When Motorola announced the price of its Xoom tablet earlier this month, the news was met with dropped jaws and preemptive eulogies for the device. At $799 for the unsubsidized 3G version, many said there was little chance that the Xoom would be able to compete with the iPad.

But a recent teardown and component analysis from iSuppli reveals the reason for Motorola's seemingly suicidal price point for the Xoom -- high component costs.

The display is a big factor. At $140, almost forty percent of the Xoom's manufacturing cost comes from the device's 10.1-inch touch screen. The iPad's touch screen, by contrast, costs $125.

Memory is the second most expensive piece of the Xoom. At $88, 22 percent of the cost is memory. For the iPad's it is $67. Predictably, the Xoom's dual-core processor costs twice as much as the iPad's single-core A4 processor.
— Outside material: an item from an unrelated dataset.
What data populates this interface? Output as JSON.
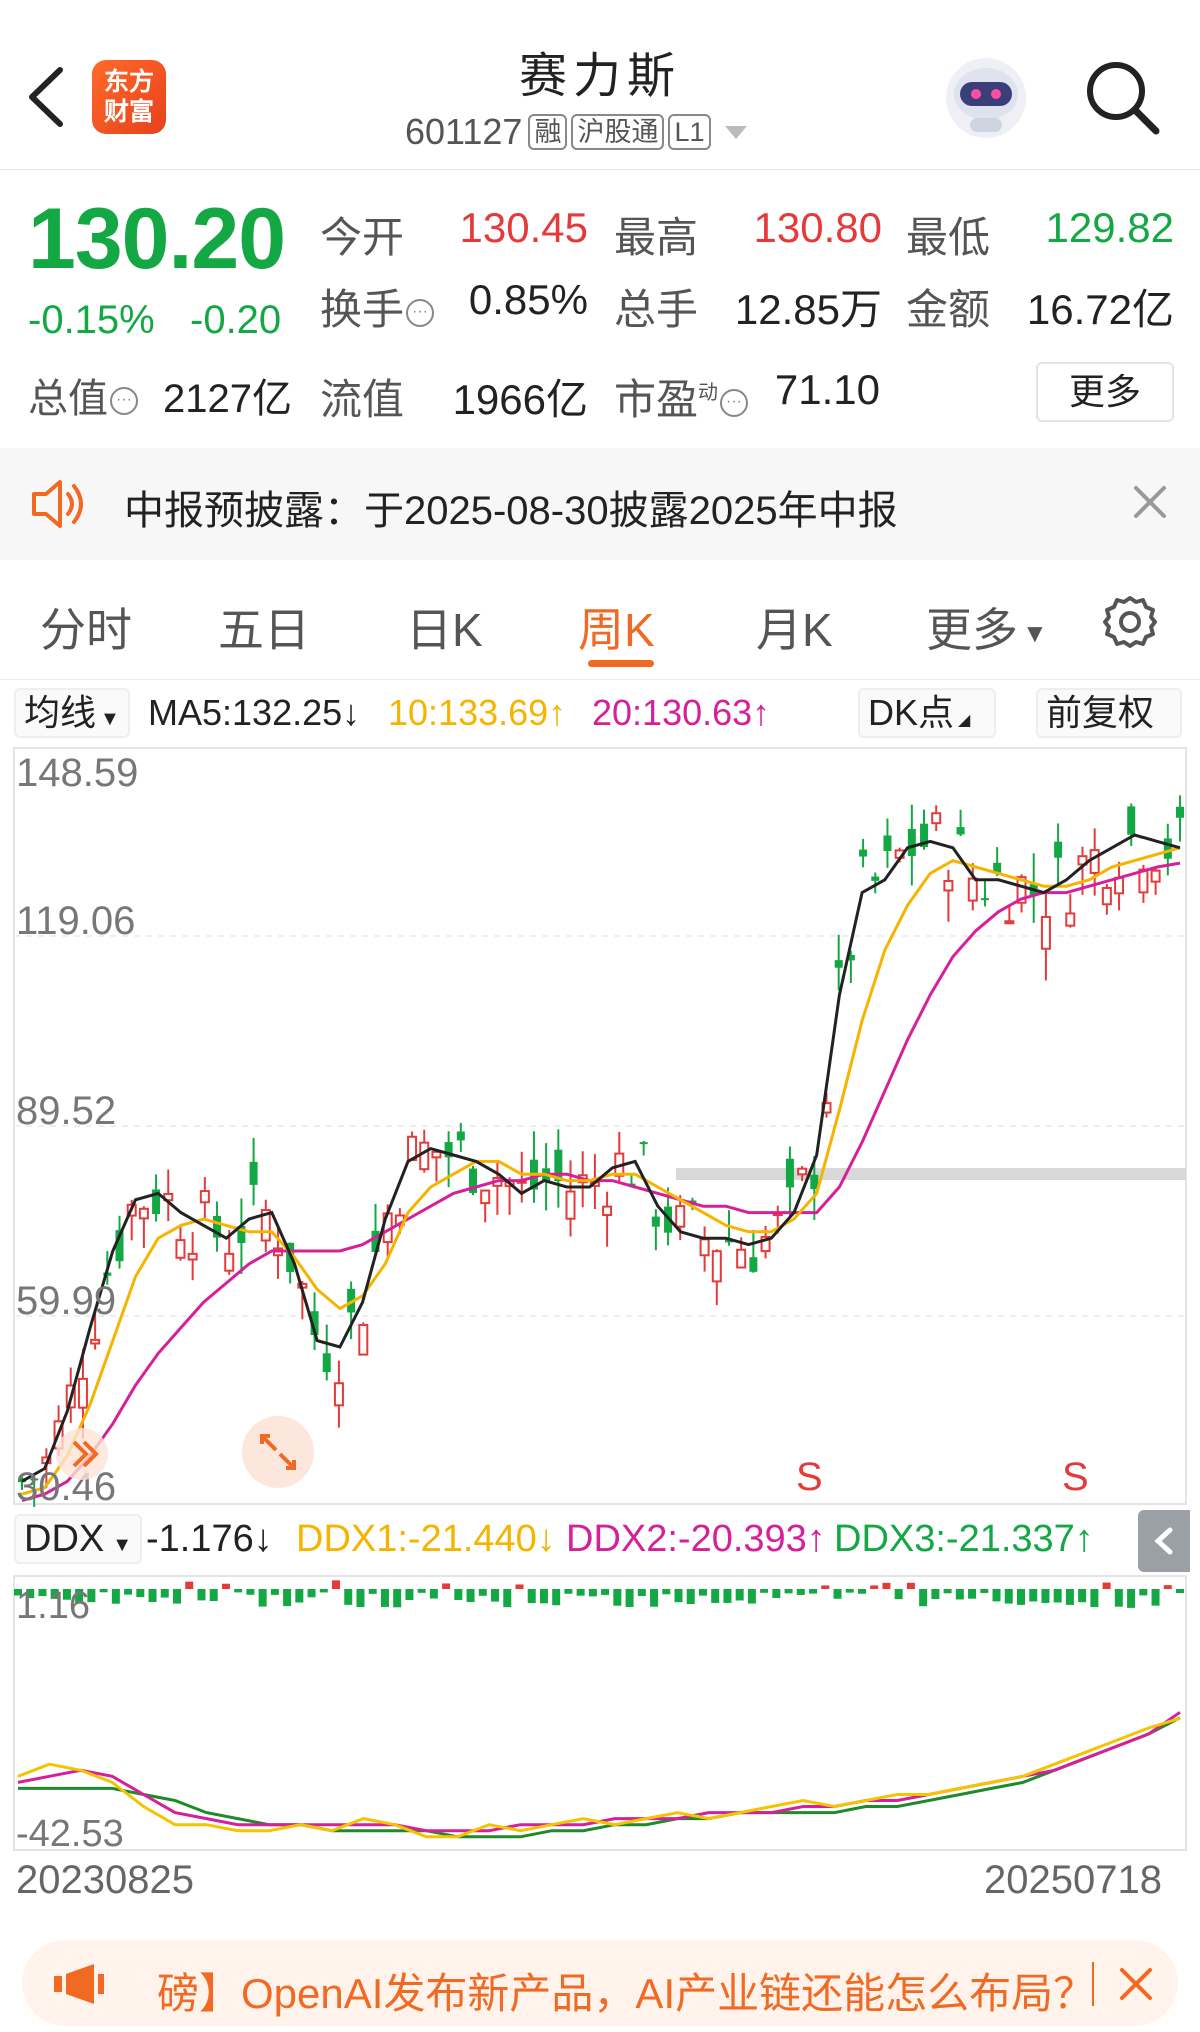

The processor, at $20, accounts for five percent of Xoom's cost. One feature of the Xoom not represented in the iPad is the pair of cameras, which together add $14. 

A major missing piece of the Xoom's is its 4G radio, which isn't included in the device. Xoom users interested in upgrading to 4G must send the device to Motorola, which will modify the device for free. Of course, free in this case isn't very accurate, as the costs of the devices 4G capability are already built into the device, according to Motorola Mobility CEO Sanjay Jha.

We felt that our ability to deliver 50Mb/s would justify the $799 price point. It is 32GB with 3G and a free upgrade to 4G. Being competitive with iPad is important. We feel that from the hardware and capabilities we deliver we are at least competitive and in a number of ways better [than the iPad], Jha said.  

But with the release of the iPad 2 on the horizon, the Xoom's advantages may soon disappear. Currently, the only major feature in the Xoom not present in the iPad is the Xoom's camera functionality, a feature Apple is likely to include in the iPad 2.